One more thing that could be useful for you. You know, in soccer we have referees.

Nos últimos dias, Gianni Infantino quase só tem falado através de comunicados, mas há um som que vale a pena ouvir.

The yellow card is a warning, right?

É Gianni Infantino a explicar a Donald Trump as regras do futebol, nomeadamente o que acontece quando alguém merece ser expulso.

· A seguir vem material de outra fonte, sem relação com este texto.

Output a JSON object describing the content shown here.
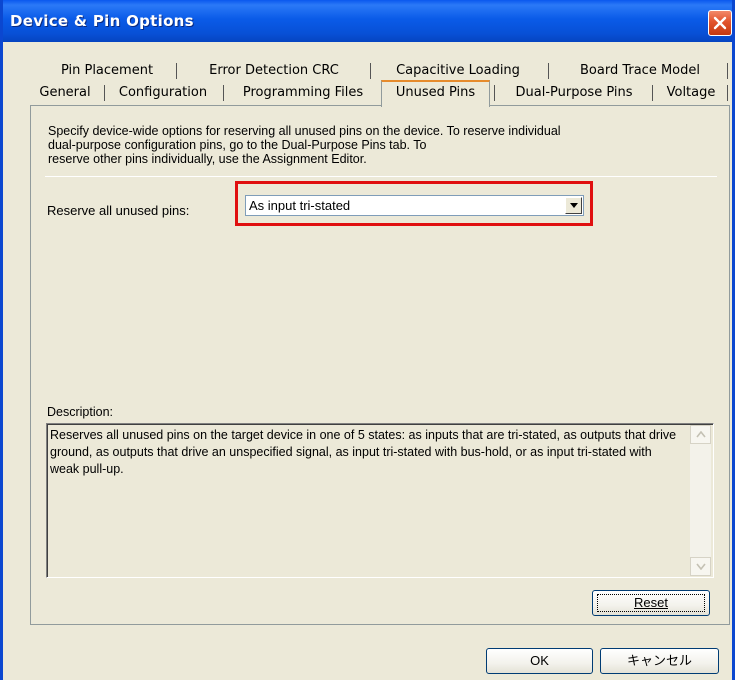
{
  "window": {
    "title": "Device & Pin Options"
  },
  "tabs": {
    "row1": [
      "Pin Placement",
      "Error Detection CRC",
      "Capacitive Loading",
      "Board Trace Model"
    ],
    "row2": [
      "General",
      "Configuration",
      "Programming Files",
      "Unused Pins",
      "Dual-Purpose Pins",
      "Voltage"
    ],
    "active": "Unused Pins"
  },
  "intro": {
    "line1": "Specify device-wide options for reserving all unused pins on the device. To reserve individual",
    "line2": "dual-purpose configuration pins, go to the Dual-Purpose Pins tab. To",
    "line3": "reserve other pins individually, use the Assignment Editor."
  },
  "reserve": {
    "label": "Reserve all unused pins:",
    "value": "As input tri-stated"
  },
  "description": {
    "label": "Description:",
    "text": "Reserves all unused pins on the target device in one of 5 states: as inputs that are tri-stated, as outputs that drive ground, as outputs that drive an unspecified signal, as input tri-stated with bus-hold, or as input tri-stated with weak pull-up."
  },
  "buttons": {
    "reset": "Reset",
    "ok": "OK",
    "cancel": "キャンセル"
  },
  "colors": {
    "titlebar": "#0a5be8",
    "highlight_box": "#e01010",
    "dialog_bg": "#ece9d8"
  },
  "icons": [
    "close-icon",
    "dropdown-arrow-icon",
    "scroll-up-arrow-icon",
    "scroll-down-arrow-icon"
  ]
}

And when you want to kick out someone.

A ironia é óbvia e seria difícil não a aproveitar neste episódio, onde vamos falar de um projeto milionário, do apoio de Donald Trump, de uma guerra aberta com a UEFA e de uma derrota que pode ter mudado as próximas eleições da FIFA. Hoje vou conversar com o editor de esporte do Observador, Bruno Roseiro, para perceber se este pode ter sido o primeiro grande golpe na liderança de Gianni Infantino. Eu sou o Pedro Benevides e esta é a história do dia de terça-feira, 04 de agosto. Olá, Bruno, bem-vindo.

Olá, Pedro.

Estes últimos dois meses, desde o princípio de junho até agora, foram uma oportunidade para quem, como tu, que acompanhas o mundo do futebol, e nós tivemos o expoente máximo do futebol no mundial, para acompanhar aquilo que parece ter sido o coroar de 10 anos de Gianni Infantino e depois o aparente princípio do fim. Isto está muito ligado com esta proposta que a FIFA avançou da FIFA Forward Enterprise. Para quem não conhece os pormenores, vou começar por te pedir que nos expliques que tipo de negócio era este que Gianni Infantino queria fazer.

Primeiro, deixa-me dizer que não é a coisa mais brilhante do mundo, em 40 dias, estar a levar com não sei quantas madrugadas de trabalho. Nem tudo foi bom.

Eu não disse que era fácil, disse só que era uma oportunidade ou um privilégio.

Foi uma oportunidade. Nem tudo foi bom. No caso Infantino, tudo era bom. Por quê? Infantino chegou àquele patamar de, enquanto todo-poderoso do futebol mundial, achar que depois da atribuição do Prêmio da Paz a Donald Trump, que tem várias questões de sobrepor-se a regras, nomeadamente a neutralidade que a FIFA deve sempre ter, Infantino teve no mundial o seu expoente máximo enquanto figura de todo-poderoso. Desde as paragens para hidratação, que para a saúde dos jogadores é zero, ou seja, os jogadores nem sequer queriam parar.

Era claramente uma manobra comercial.

Mas deu US$ 1 bilhão de receitas de publicidade. Teve também aquela questão dos jatos privados da Qatar Airways, sem problemas nenhum. Ou seja, tudo passou a ser feito às claras. Acabou com aquela imagem, onde ele até foi elogiado, onde explicou Donald Trump quase como uma figura paternalista a dizer ao presidente dos Estados Unidos: "Você não pode estar aí. Esse não é o seu palco, você tem de entregar e tem de sair". E essa foi provavelmente a única vez em que ele foi elogiado. Mas quando acaba, ele tem duas certezas: uma, o Mundial 2026, apesar do grande ceticismo que existia, foi um sucesso, globalmente foi um sucesso.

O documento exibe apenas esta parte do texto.